What's Education Got to Do With It?
- specialkao
- Jan 28, 2023
- 2 min read
My mother quit school shortly after she entered the eighth grade, just two years after her fifth grade teacher punished her in front of her classmates for wetting her pants. The teacher had made her pull up her dress and stand in front of the radiator to dry her panties. Maybe this is the reason she was upset years later when the choreographer asked her to lift up her skirt during the dance audition. In addition, at thirteen, my mother would have been forced to attend school in shoes barely sustainable in the cold winter weather. The only pair she owned were worn to shreds. She grew tired hiding every day during lunch to avoid anyone knowing she had nothing to bring to eat. To be bullied by a teacher who refused to allow her to use the bathroom and then to be punished because she wet her underpants crushed her. Paper-thin shoes and nothing to eat then destroyed whatever was left of any desire she might have had to learn. No one bothered to follow-up her failure to show up for her classes. After all, the Great Depression was in full swing and many school systems ran out of money, child labor laws were ignored and kids who could find work left school. Many who couldn't find work -- over 23,000 of them -- traveled the rails and hitch-hiked along highways in search of work. By the time Mom was sixteen she had a job in a factory -- and new shoes.
At eighteen, Mom was trained as a riveter. Like Rosie the Riveter, she was one of the thousands of women (300,000 were employed in the War Department) who worked in shipyards and factories during WWII, producing ships, tanks, and planes as well as munitions and war supplies. Mom riveted planes at McDonnell Aircraft, working ten-hour days, six days a week for fifty-cents an hour. And she thought it was the best thing that ever happened to her. She had money! She had prestige! She had one day a week off! She had shoes!! And lunch!! Mom had grown to be movie-star beautiful with long auburn hair and an eye-popping figure that she showed off in fashionable tight sweater sets.
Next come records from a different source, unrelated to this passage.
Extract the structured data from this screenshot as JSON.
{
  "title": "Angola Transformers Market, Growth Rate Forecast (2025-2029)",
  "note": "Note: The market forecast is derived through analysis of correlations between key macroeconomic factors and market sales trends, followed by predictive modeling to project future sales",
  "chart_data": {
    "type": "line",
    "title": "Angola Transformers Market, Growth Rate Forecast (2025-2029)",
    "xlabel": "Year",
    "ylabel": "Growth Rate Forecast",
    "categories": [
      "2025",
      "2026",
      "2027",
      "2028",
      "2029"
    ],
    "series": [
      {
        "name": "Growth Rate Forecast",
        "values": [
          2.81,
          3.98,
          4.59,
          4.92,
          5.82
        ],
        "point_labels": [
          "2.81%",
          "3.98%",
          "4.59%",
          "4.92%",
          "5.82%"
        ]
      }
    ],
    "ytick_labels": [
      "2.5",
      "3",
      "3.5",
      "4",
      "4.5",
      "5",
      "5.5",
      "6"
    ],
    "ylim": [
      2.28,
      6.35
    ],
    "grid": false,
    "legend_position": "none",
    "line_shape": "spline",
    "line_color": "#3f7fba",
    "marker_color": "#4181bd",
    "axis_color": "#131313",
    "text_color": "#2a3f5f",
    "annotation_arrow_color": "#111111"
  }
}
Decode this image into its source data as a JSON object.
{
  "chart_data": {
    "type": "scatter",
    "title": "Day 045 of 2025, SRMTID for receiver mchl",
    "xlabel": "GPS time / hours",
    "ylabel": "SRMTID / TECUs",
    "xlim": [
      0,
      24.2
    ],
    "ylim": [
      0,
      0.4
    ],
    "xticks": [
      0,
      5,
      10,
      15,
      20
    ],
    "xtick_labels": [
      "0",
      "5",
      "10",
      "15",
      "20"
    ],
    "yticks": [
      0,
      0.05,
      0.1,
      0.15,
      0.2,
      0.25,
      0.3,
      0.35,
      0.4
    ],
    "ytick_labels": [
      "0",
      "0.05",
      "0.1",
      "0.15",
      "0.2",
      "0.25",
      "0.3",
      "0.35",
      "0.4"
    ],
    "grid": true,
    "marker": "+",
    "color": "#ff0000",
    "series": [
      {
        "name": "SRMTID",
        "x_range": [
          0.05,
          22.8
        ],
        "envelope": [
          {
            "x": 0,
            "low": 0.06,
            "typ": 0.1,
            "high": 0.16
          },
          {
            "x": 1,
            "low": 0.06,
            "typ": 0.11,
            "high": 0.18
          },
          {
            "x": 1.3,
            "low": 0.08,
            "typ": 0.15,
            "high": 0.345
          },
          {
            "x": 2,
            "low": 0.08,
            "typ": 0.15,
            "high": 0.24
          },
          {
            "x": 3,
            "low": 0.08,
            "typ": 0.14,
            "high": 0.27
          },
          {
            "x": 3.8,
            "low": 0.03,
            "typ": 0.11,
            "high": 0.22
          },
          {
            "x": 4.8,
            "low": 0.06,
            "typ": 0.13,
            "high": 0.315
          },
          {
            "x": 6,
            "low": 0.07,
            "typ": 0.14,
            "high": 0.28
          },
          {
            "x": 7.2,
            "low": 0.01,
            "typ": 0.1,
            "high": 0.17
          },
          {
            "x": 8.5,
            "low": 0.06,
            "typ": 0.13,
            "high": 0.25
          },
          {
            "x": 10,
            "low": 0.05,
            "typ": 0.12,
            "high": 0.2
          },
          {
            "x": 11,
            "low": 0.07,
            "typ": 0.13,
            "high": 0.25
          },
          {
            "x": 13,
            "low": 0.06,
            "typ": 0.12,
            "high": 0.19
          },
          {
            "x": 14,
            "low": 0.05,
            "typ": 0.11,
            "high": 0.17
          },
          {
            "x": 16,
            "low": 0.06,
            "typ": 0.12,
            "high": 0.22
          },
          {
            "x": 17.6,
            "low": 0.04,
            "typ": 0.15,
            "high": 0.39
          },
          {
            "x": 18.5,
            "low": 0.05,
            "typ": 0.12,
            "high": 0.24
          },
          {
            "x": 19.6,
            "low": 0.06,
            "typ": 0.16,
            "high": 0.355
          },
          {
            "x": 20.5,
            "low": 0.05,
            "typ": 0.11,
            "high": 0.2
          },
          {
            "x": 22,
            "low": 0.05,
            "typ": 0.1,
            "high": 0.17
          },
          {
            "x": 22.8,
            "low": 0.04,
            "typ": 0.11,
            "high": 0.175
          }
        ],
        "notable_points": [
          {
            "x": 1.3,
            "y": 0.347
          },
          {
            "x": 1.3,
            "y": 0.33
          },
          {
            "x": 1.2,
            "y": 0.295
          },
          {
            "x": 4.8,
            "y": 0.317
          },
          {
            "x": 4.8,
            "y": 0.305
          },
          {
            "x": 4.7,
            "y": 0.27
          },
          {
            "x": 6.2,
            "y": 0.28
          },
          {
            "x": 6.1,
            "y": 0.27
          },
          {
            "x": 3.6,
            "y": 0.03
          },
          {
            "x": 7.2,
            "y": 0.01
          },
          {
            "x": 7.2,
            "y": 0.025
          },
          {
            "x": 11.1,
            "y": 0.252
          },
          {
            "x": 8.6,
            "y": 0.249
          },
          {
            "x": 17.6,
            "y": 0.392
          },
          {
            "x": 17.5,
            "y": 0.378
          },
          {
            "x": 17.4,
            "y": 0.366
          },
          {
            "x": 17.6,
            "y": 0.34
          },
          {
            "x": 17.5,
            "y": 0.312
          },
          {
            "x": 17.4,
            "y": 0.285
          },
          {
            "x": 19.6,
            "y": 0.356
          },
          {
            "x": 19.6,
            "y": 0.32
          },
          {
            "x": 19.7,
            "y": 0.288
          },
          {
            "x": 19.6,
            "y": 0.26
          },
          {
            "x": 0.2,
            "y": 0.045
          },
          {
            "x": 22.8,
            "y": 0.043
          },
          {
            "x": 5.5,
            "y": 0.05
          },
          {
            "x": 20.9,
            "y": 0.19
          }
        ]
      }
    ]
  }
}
Perched on platform shoes, her long shapely legs looked even longer. In the factory, she changed into her work attire and wrapped her thick hair up in the iconic knotted scarf, but one day, as she strutted through the factory on her way to the dressing room to change into her work overalls, she was spotted by a couple of military PR men. They approached her and asked her if they could take her picture and use her photo on one of the posters to help recruit other women to work in the factories that were busy grinding out aircraft and tanks for the war. Mom was so proud of that recognition, and my regret is that she was too young to have enough sense to save a poster for me to see. I bet she looked great!